Professor BialekÕs research interests have ranged over a wide variety of theoretical problems at the interface of physics and biology, from the dynamics of individual biological molecules to learning and cognition. Best known for contributions to our understanding of coding and computation in the brain, Bialek and collaborators have shown that aspects of brain function can be described as essentially optimal strategies for adapting to the complex dynamics of the world, making the most of the available signals in the face of fundamental physical constraints and limitations.   More recently he has followed these ideas of optimization into the early events of embryonic development, and the processes by which all cells make decisions about when to read out the information stored in their genes.  His hope is that these diverse biological phenomena may be understandable through some unifying theoretical principles, in the physics tradition.

 

Throughout his career Bialek has been involved both in helping to establish biophysics as a sub-discipline within physics and in helping biology to absorb the quantitative intellectual tradition of the physical sciences.

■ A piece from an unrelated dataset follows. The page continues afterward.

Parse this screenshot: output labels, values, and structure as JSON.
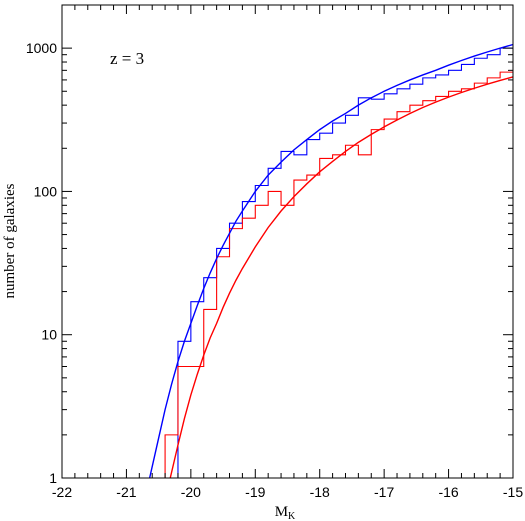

During his years at NEC he organized the Princeton Lectures on Biophysics, a series of workshops that provided many young physicists with an introduction to the challenges and opportunities at the interface with biology.  For more than twenty years Professor Bialek has participated in summer courses at the Marine Biological Laboratory in Woods Hole, Massachusetts, serving as co-director of the computational neuroscience course in the summers of 1998 through 2002. Currently he is involved in a major educational experiment at Princeton to create a truly integrated and mathematically sophisticated introduction to the natural sciences for first year college students.